百歩譲って、ブチブチの穴だらけの服はファッションとして受け入れられるかも知れないけど、その厳つい角は、流石のボスでも、無視は出来なかった。


「はぁ…」


深いため息がセイタとブラシから漏れる。


「本当ボスって、いつも通常運転ですよね」


「そりゃーね。それが私の取り柄でもあるから。どんな時でも自分を見失わない事!それが穏やかな異形の心得。さー!“ソフィアお婆ちゃんのクッキー”でも食べよ!今日セールだったの」


「……そうですね。俺、茶でも入れます」


セイタは立ち上がった。そして、手際よくお湯の準備を始める。いつもなら、積極的にお茶菓子を楽しもうとしない彼なのだが、今日はどうしたのだろう。慣れない彼の優しさに、ボスは吃って言葉を紡げずにいた。


「何してんですか?ボス。座ったら?」


「ええ!?いや、あの…セイタ、どうしたの?いつもより、その、なんか素直だけど」


「……」


セイタはガスの火をつけた。


「ボス。

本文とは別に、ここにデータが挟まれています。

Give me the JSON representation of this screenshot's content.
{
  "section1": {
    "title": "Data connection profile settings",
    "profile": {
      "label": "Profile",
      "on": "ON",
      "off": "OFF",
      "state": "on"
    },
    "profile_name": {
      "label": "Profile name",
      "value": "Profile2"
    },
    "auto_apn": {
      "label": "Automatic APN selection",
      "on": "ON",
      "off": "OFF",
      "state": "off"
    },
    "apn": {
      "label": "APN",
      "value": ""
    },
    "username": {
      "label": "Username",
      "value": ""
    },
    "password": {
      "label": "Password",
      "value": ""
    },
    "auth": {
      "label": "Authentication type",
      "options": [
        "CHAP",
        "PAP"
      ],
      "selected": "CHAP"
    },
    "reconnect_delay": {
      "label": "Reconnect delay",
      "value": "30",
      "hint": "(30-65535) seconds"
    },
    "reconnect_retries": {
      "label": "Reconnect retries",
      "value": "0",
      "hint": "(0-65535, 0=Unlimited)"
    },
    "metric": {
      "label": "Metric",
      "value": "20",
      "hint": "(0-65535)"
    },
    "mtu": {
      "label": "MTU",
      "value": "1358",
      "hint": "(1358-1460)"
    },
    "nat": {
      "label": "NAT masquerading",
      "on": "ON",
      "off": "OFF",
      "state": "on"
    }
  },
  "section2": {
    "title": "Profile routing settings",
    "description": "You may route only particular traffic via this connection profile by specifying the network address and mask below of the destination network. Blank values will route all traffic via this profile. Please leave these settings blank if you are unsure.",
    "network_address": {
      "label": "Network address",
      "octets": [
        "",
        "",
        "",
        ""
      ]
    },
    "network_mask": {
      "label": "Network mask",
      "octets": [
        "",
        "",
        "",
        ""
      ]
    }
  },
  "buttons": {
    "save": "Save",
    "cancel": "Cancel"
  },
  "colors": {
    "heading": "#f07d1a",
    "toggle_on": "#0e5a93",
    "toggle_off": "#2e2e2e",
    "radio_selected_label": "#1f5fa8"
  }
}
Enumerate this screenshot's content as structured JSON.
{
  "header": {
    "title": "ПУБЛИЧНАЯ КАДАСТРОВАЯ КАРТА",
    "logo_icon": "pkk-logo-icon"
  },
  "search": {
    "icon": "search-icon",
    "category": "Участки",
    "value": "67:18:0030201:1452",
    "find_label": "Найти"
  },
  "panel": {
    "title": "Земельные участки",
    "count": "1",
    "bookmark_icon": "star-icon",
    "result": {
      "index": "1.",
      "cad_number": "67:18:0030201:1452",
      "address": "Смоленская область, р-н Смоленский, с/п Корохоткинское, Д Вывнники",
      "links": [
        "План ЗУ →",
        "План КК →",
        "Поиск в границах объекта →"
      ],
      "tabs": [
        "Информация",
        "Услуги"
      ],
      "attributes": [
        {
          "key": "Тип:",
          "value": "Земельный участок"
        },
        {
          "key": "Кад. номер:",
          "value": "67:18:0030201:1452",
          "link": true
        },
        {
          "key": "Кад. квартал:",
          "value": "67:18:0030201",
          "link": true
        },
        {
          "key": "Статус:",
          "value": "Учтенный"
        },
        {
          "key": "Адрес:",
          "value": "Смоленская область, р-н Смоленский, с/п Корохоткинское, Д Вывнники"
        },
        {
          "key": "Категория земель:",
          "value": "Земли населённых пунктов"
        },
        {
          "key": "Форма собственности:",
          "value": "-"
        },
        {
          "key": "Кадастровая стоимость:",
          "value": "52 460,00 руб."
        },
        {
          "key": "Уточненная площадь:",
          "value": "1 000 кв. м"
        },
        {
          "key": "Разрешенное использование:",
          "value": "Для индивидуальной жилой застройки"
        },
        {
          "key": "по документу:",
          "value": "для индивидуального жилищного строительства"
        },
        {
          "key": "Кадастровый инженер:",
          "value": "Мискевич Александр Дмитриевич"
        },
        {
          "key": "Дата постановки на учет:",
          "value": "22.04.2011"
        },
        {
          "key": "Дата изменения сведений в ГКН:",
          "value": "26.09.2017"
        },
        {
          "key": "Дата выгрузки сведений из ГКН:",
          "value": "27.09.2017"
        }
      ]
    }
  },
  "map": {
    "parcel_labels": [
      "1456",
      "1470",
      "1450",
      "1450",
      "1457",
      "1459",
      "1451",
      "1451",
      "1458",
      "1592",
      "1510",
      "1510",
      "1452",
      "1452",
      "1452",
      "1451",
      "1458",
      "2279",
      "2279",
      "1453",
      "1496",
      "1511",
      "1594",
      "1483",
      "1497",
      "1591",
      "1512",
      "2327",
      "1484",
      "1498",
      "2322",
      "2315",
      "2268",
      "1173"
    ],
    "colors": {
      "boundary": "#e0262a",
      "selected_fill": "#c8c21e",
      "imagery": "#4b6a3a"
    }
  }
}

メグルの事、ちゃんと話し合いましょう」


「……」


「こんな生ぬるいやり方で保護してたら、天仙にいつか足をすくわれますよ」


「…そうねぇ」


ボスは長い指を顎に当てる。何だか色々気付いちゃったらしい。


(まあ、それもそうか…。いつまでも子供ではいられないものね)


ボスは肩を落とす。


「セイタ、今夜は一緒に仕事に行こうか」


「え?」


そして、妙な提案をしてきた。


「メグルちゃんに聞かせるのもね。それより、今はお茶を楽しみましょうよ。ね?」


「…ちゃんと、腹割って話してくれるんですよね」


「もちろん」


ボスのその返事は、どう言うわけか少し喜んでいるように聞こえた。何も楽しい事など無いのに、どうしてボスはこうも明るくしていられるのだろう。セイタの胸のモヤモヤは一層色が濃くなった。